The infostealer market has consolidated around a small number of dominant families. The Operation Magnus takedowns in late 2024 disrupted RedLine and Meta significantly, but the demand for stealer logs didn’t go anywhere, it shifted to whichever families were ready to absorb the volume. Here’s the 2026 comparative picture across the three families that matter most.
Lumma, the post-takedown leader
Lumma (also known as LummaC2) emerged in 2022 and steadily grew its operator base, but the 2024-2025 RedLine disruption is what put it at the top of the leaderboard. Lumma’s distribution model is the standard malware-as-a-service: $250-$1,000 per month for builder access, with tiered features including DLL-loading, additional plugin support, and victim-data filtering tools.
What it steals: passwords from major browsers, browser cookies (essential for session-takeover attacks), cryptocurrency wallets, password manager databases, Discord and Telegram tokens, FTP credentials, autofill data. The combination is exhaustive enough to enable downstream account takeovers across most of a victim’s digital life.
Distribution remains opportunistic, fake software cracks, compromised installers, malicious search-engine ads, malvertising on YouTube. Telegram-distributed phishing pages with “verify you’re human” CAPTCHA tricks that paste PowerShell into the user’s clipboard remain a major channel.
RedLine, diminished but not gone
The October 2024 Operation Magnus takedown disrupted RedLine’s command-and-control infrastructure and indicted alleged operators. RedLine’s market share dropped sharply in late 2024 and early 2025. By mid-2026, residual RedLine activity has stabilised at roughly half its pre-takedown volume, with operators having migrated to alternate infrastructure and rebranded variants.
The takedown demonstrated something important about the stealer market: it can be disrupted, the disruption is meaningful, but the demand simply migrates. Operators who used RedLine moved to Lumma or Stealc within weeks. The total volume of fresh stealer logs hitting the market in mid-2026 is roughly comparable to pre-takedown levels.
Vidar, the survivor
Vidar has been around since 2018, weathering multiple disruption attempts and adapting through the years. It’s not the largest family by volume in 2026 but it has the most consistent multi-year track record. The codebase has spawned several derivatives (Mars Stealer, Eternity, Stealc) that share lineage and continue to be actively maintained.
Vidar’s distinguishing trait is operational maturity. The operators have been doing this for years; the malware has weathered multiple Windows defender updates; the infrastructure is rotated regularly. For affiliates who prioritise stability over cutting-edge features, Vidar remains a default.

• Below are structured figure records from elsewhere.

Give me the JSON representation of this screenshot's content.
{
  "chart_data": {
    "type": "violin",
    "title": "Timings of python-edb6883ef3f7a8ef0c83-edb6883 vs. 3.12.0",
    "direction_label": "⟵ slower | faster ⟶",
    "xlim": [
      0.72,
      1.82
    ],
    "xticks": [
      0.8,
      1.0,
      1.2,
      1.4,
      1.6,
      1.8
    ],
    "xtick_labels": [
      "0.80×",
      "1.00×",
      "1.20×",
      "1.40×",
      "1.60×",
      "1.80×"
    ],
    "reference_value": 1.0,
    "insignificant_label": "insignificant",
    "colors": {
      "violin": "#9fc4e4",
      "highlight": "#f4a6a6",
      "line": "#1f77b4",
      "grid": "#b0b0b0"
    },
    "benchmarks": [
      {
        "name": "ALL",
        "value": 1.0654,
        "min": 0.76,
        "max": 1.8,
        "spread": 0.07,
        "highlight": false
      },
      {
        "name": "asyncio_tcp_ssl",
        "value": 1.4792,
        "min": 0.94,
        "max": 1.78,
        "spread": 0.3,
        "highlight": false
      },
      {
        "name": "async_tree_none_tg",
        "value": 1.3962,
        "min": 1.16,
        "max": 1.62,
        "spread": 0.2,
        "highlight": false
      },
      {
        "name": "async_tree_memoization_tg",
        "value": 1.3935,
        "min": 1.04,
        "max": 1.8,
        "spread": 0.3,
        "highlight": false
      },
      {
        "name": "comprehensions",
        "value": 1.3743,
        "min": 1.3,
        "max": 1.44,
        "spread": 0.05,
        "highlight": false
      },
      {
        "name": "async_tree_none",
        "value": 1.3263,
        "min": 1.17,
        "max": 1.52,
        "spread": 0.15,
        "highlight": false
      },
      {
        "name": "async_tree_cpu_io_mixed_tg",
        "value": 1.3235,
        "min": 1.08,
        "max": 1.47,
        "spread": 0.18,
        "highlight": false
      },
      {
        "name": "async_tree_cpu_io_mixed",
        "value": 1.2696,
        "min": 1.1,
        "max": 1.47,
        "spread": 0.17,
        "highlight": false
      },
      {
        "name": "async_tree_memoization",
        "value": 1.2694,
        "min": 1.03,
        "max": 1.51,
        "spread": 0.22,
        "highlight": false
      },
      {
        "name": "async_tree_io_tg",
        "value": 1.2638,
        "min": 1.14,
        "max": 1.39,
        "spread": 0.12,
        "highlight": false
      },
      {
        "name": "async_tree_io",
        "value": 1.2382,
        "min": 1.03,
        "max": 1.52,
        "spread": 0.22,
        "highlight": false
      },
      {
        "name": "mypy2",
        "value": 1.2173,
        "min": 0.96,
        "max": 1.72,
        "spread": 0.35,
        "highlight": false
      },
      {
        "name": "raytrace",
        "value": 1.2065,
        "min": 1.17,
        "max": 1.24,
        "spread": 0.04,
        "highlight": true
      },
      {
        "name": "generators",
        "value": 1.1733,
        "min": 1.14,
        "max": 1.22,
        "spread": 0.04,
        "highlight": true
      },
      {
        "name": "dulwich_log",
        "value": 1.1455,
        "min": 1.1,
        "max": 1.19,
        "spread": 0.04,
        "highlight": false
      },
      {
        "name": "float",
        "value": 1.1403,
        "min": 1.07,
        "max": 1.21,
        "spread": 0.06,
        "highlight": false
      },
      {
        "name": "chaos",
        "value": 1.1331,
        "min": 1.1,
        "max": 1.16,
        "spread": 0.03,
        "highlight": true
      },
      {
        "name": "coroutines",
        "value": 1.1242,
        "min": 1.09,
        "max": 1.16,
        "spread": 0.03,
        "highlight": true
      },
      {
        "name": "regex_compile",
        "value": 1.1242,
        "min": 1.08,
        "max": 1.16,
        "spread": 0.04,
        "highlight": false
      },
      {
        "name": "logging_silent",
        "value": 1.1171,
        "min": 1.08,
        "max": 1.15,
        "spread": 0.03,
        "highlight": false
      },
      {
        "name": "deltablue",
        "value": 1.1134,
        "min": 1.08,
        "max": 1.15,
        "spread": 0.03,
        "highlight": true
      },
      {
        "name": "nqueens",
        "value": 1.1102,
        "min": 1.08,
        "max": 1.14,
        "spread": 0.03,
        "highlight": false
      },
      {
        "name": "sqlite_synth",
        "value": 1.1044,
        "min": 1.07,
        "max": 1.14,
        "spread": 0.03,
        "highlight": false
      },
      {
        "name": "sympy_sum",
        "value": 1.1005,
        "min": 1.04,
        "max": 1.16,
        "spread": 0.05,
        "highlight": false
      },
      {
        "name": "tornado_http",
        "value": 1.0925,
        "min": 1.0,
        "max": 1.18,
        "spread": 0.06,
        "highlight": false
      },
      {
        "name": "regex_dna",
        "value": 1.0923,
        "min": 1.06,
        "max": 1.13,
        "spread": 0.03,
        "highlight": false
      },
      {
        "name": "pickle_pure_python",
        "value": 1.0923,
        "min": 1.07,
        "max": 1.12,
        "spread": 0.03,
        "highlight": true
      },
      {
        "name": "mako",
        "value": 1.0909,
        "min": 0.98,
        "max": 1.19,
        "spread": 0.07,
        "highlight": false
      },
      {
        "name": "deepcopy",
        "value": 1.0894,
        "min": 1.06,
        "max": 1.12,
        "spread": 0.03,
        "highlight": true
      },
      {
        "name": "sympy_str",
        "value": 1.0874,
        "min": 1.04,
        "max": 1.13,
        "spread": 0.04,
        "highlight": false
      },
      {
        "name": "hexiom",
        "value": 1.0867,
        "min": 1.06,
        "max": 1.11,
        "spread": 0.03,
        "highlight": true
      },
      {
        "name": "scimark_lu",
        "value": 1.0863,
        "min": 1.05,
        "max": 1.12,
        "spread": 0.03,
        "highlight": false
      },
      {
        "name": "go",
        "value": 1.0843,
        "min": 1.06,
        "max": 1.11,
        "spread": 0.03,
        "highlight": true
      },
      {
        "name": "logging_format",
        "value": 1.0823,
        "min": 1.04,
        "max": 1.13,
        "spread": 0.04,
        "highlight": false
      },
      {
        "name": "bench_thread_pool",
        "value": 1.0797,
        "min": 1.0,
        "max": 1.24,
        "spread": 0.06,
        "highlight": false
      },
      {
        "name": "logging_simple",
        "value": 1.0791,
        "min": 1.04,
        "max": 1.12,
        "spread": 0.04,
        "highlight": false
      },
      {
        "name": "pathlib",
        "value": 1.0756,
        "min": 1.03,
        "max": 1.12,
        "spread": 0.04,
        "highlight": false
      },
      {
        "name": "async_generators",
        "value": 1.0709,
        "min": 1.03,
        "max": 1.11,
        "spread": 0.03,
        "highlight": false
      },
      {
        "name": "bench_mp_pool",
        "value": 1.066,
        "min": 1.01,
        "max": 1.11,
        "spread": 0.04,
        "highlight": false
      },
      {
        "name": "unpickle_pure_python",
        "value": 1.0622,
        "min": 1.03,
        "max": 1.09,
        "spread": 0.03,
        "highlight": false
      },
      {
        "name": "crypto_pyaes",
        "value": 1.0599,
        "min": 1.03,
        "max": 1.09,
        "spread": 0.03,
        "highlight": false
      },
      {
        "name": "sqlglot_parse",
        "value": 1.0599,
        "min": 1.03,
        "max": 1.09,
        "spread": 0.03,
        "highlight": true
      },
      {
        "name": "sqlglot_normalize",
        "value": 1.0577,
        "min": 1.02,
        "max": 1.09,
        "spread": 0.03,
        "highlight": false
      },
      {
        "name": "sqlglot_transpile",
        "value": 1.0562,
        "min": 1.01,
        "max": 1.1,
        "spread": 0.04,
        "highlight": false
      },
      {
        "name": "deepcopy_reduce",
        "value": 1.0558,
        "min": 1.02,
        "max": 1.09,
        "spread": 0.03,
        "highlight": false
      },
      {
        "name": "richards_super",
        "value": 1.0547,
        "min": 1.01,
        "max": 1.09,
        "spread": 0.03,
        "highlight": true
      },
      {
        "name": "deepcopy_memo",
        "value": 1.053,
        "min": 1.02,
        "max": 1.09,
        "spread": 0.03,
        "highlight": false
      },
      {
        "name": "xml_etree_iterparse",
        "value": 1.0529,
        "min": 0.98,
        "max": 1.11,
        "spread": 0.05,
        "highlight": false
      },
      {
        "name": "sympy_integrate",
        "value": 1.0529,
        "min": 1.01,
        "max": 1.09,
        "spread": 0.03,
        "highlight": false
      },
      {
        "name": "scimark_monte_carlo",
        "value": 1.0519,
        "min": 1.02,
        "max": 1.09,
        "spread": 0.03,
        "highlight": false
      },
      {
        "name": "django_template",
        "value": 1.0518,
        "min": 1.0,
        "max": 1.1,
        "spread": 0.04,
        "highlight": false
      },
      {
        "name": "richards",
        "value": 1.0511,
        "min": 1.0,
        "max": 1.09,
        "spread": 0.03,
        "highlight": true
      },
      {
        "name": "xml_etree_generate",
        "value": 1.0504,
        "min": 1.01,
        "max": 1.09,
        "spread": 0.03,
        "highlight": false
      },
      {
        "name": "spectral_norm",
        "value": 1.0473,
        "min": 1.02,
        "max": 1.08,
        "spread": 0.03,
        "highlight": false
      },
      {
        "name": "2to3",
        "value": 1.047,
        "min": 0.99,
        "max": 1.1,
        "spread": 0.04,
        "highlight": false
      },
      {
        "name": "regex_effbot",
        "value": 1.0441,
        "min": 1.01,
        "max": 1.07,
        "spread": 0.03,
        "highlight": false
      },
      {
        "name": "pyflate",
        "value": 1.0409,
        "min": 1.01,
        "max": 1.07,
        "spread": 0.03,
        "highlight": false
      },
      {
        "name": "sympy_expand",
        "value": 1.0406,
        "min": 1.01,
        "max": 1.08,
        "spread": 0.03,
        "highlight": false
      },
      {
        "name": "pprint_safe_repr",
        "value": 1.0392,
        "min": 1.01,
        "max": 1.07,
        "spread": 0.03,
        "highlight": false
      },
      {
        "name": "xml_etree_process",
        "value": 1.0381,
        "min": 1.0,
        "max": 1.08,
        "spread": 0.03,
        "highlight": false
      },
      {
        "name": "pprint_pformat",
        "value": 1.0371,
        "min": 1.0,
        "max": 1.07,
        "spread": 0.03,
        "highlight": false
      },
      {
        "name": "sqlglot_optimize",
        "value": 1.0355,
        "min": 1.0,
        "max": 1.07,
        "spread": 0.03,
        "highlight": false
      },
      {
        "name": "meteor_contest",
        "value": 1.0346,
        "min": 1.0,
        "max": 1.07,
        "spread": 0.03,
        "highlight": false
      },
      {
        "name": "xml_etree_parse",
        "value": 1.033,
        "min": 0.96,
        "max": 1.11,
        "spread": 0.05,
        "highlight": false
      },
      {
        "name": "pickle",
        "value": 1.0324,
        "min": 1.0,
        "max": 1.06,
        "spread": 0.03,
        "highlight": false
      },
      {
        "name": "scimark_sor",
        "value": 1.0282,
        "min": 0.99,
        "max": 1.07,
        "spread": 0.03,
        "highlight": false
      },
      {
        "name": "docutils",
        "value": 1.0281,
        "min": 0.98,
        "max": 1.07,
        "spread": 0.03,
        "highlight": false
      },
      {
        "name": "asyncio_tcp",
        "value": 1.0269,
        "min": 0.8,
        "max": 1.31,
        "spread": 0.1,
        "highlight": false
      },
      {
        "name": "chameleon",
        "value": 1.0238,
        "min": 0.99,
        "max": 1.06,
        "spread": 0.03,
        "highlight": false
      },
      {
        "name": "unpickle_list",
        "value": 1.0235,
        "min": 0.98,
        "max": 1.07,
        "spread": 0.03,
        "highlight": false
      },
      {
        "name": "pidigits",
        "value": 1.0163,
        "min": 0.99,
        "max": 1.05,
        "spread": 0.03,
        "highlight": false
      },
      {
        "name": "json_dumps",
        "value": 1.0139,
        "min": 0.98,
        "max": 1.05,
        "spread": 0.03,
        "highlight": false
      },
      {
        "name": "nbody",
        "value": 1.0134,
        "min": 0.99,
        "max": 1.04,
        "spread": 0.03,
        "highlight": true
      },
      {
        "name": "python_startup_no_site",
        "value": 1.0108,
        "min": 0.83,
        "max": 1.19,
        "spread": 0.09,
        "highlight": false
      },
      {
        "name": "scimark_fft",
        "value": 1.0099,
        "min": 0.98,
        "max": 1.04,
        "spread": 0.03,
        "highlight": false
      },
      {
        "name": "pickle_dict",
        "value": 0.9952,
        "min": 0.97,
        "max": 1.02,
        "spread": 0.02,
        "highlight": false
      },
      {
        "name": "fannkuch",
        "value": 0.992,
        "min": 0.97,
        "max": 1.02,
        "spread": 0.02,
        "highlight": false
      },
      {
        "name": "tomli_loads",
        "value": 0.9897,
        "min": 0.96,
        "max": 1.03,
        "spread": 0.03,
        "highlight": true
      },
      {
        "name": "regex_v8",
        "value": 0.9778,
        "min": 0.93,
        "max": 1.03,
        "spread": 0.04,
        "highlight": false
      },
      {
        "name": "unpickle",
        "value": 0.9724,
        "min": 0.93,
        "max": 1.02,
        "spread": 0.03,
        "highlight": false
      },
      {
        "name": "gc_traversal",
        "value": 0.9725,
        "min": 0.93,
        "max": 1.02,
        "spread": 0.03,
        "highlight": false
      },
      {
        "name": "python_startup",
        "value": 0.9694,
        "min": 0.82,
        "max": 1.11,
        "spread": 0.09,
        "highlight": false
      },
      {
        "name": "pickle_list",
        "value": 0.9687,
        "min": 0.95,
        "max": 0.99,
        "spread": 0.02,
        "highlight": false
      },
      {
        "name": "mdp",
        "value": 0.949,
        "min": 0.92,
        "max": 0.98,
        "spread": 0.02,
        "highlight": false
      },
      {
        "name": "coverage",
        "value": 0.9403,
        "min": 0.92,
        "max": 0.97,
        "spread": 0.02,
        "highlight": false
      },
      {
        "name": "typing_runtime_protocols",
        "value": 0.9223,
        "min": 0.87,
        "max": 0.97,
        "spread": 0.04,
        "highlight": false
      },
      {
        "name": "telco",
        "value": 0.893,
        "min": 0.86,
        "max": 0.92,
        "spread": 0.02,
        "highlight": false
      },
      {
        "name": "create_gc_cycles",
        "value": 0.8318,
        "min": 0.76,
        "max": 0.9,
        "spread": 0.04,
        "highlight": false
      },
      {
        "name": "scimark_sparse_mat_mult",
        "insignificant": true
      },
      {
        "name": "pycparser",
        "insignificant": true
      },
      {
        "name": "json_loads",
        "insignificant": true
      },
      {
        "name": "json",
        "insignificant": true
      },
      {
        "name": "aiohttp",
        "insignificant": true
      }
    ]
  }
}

Market share, best-effort estimates
Public estimates vary, but a reasonable consensus from multiple research feeds: Lumma sits at roughly 40-50% of fresh stealer-log volume in 2026, Stealc and successors at 15-20%, Vidar and family at 10-15%, RedLine and remnants at 5-10%, with the long tail of smaller families covering the remainder. The numbers are approximate; the relative ordering is consistent across most observers.
Defender implications
Family-specific signatures matter less than detection of the behaviours these families share: clipboard hijacking attempts, browser cookie file access by non-browser processes, large outbound POSTs to recently-registered domains, and the distinctive “verify you’re human” PowerShell-paste pattern in user help-desk tickets.
The single highest-impact defensive control across all stealer families remains user-side education: don’t paste anything into PowerShell that you didn’t write yourself, don’t run “verification” scripts from any website, and treat free pirated software as the malware-distribution channel that it actually is. Technical controls help. The behaviour change closes the gap.